Two dollar-correction tales
The dollar can decline along the Adam Smith path or the Jim Cramer path, says David Ignatius in The Washington Post. In the “Adam Smith version,” natural market mechanisms help the dollar make its necessary downward slide gradually. China starts saving in other currencies, the declining greenback shrinks our deficit, and then “the dollar eventually will begin to rise again.” But in the “Jim Cramer version,” the dollar’s “gradual adjustment” turns into a “stampede,” fueled by “emotional, volatile traders.” The Fed raises rates, we stop consuming, and the U.S. sinks into a recession.

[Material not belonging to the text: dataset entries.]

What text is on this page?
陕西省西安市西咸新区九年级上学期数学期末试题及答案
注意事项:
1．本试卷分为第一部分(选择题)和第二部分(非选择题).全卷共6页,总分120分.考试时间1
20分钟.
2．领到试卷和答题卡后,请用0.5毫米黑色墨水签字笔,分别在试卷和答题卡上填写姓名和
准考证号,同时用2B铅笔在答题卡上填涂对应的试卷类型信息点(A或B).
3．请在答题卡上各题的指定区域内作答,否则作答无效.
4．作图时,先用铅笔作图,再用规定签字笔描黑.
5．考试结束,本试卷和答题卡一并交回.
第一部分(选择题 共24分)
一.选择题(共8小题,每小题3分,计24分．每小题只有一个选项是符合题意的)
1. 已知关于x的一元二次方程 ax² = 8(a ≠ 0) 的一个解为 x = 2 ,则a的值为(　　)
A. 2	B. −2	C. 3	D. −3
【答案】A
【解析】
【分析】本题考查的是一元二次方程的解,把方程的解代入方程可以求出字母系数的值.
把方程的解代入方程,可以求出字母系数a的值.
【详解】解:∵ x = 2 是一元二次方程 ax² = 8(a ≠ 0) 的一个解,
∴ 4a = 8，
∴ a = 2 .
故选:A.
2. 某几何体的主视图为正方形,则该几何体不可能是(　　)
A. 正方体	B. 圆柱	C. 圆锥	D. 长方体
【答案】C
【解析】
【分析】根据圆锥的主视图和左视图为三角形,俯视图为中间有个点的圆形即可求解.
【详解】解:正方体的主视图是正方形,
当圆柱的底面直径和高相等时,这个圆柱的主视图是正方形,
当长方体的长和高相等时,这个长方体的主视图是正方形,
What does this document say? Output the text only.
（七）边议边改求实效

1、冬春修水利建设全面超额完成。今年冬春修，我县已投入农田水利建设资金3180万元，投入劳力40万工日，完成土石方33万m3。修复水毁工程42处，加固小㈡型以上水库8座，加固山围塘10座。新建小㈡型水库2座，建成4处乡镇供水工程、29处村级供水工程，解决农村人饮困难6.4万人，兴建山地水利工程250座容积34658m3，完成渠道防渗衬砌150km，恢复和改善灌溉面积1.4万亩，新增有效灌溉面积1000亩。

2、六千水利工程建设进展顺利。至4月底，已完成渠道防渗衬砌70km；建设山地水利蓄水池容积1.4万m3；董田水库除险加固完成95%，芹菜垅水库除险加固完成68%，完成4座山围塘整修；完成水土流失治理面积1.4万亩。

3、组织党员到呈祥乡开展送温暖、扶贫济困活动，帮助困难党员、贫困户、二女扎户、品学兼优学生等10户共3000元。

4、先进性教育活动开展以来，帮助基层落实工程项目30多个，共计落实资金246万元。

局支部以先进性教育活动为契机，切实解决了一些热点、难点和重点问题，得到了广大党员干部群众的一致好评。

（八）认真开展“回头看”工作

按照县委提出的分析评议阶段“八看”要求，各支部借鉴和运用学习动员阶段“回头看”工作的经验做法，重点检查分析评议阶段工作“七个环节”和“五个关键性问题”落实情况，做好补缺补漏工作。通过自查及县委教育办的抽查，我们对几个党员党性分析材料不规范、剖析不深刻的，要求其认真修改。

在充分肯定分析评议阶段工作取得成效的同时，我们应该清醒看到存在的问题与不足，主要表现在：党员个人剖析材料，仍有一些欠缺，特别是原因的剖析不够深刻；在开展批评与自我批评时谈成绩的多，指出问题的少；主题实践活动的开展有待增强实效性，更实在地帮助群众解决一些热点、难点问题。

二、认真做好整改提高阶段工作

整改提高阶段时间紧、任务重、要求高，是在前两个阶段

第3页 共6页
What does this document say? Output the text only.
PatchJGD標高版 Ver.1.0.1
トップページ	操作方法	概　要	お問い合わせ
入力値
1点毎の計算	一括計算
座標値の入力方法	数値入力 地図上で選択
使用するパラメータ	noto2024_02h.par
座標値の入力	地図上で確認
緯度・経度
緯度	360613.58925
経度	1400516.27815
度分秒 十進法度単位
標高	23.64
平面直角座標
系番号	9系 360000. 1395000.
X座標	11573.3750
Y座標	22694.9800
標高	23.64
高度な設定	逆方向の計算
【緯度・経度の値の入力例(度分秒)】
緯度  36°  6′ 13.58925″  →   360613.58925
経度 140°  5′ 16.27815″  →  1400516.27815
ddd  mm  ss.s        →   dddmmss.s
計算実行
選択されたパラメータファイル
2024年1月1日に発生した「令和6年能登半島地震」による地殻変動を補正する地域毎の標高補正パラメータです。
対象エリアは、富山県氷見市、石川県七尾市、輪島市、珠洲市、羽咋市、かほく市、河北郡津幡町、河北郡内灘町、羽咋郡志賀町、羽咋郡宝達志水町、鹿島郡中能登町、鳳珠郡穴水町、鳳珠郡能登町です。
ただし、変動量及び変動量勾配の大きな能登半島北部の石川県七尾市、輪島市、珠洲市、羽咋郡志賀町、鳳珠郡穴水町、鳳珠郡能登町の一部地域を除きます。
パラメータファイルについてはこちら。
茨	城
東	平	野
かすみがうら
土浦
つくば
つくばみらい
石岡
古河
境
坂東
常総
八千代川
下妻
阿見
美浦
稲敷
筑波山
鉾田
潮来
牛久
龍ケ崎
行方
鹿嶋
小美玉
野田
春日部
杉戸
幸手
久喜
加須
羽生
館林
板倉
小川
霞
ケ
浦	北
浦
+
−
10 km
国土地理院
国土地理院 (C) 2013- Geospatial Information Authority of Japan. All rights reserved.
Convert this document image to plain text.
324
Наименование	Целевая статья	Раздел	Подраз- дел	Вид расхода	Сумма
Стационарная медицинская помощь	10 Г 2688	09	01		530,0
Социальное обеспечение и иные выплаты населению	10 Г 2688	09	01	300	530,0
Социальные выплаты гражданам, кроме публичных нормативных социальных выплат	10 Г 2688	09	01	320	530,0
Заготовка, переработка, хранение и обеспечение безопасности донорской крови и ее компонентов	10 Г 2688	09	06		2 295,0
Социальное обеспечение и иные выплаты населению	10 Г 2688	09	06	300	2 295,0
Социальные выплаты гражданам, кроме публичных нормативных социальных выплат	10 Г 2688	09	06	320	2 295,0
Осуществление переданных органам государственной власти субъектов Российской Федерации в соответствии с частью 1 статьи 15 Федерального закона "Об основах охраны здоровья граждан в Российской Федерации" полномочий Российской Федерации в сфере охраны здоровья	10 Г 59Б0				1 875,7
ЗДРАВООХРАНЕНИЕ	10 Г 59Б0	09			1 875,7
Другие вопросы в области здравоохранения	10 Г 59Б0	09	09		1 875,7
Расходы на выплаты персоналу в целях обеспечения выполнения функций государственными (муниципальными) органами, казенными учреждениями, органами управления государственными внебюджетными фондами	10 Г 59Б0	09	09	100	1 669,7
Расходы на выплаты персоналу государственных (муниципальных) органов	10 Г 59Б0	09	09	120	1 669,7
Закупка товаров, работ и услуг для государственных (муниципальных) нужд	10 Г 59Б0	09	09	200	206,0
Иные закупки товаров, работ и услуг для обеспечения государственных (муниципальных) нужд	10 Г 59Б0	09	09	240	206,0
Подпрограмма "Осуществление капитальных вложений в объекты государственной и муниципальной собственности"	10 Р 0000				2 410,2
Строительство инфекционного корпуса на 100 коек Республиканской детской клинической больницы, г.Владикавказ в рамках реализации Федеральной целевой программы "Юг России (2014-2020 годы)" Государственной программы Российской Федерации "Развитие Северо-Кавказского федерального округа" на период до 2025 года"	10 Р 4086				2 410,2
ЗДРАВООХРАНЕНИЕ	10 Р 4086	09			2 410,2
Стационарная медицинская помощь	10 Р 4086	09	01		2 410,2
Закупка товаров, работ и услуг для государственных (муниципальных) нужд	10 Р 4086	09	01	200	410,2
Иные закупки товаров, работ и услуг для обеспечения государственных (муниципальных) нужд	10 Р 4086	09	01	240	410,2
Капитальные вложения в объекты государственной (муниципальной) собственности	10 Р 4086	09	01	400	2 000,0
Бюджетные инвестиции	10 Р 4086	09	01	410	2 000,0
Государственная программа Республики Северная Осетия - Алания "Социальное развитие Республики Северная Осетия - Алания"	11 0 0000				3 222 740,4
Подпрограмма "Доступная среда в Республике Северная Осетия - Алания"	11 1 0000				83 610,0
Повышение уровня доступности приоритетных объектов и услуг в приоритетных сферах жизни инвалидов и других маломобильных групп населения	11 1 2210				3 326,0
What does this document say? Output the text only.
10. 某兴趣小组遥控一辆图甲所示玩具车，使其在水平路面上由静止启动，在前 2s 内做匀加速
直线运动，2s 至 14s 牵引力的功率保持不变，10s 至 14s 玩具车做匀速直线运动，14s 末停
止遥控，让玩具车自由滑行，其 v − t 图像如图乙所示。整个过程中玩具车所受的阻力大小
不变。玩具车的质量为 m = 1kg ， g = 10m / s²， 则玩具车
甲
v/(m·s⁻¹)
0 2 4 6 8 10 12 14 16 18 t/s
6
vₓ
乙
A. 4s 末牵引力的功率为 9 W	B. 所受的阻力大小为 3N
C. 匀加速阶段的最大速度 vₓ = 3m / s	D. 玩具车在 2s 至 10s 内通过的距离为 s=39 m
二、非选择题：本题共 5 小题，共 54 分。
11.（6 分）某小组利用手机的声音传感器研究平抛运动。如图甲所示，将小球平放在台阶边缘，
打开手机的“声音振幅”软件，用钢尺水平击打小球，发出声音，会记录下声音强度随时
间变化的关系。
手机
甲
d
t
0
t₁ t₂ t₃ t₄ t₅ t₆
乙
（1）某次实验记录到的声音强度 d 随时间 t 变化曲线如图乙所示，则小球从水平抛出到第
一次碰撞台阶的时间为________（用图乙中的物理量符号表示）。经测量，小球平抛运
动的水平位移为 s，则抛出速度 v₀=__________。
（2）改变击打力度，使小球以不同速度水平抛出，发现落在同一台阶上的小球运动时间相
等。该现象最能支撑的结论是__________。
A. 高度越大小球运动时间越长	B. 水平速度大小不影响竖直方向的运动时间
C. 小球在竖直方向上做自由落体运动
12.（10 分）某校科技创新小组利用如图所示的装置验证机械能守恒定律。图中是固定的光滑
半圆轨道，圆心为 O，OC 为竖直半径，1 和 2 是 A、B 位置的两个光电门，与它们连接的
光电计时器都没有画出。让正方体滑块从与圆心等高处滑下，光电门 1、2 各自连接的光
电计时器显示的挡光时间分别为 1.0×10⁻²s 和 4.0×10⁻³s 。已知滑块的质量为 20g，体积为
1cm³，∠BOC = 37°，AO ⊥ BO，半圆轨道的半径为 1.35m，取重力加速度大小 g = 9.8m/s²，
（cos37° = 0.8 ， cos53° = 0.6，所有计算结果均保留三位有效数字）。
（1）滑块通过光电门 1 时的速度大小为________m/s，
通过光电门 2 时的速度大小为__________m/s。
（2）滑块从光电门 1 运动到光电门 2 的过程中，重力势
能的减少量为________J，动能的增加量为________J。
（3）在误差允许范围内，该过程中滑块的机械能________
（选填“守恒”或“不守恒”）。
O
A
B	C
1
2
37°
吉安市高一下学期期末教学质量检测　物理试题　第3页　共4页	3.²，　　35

The sinking dollar can be “part of the cure,” but Smith makes the medicine go down easier.
A tale of two strikes
The striking Broadway stagehands will probably beat the Hollywood writers back to work, says David Carr in The New York Times. The stagehands—“400 or so (mostly) beefy guys”—would seem to hold fewer cards than the 12,000 writers, who “fuel a much larger enterprise” with their “creative expertise.” But unlike the writers, “the stagehands have actual leverage” in their ability to shut down “moneymaking entertainment” that can only be seen at a specific time and place. Also, while Broadway producers are losing millions, Hollywood studios don’t seem to mind the strike much and even seem to be holding out to break the writers guild.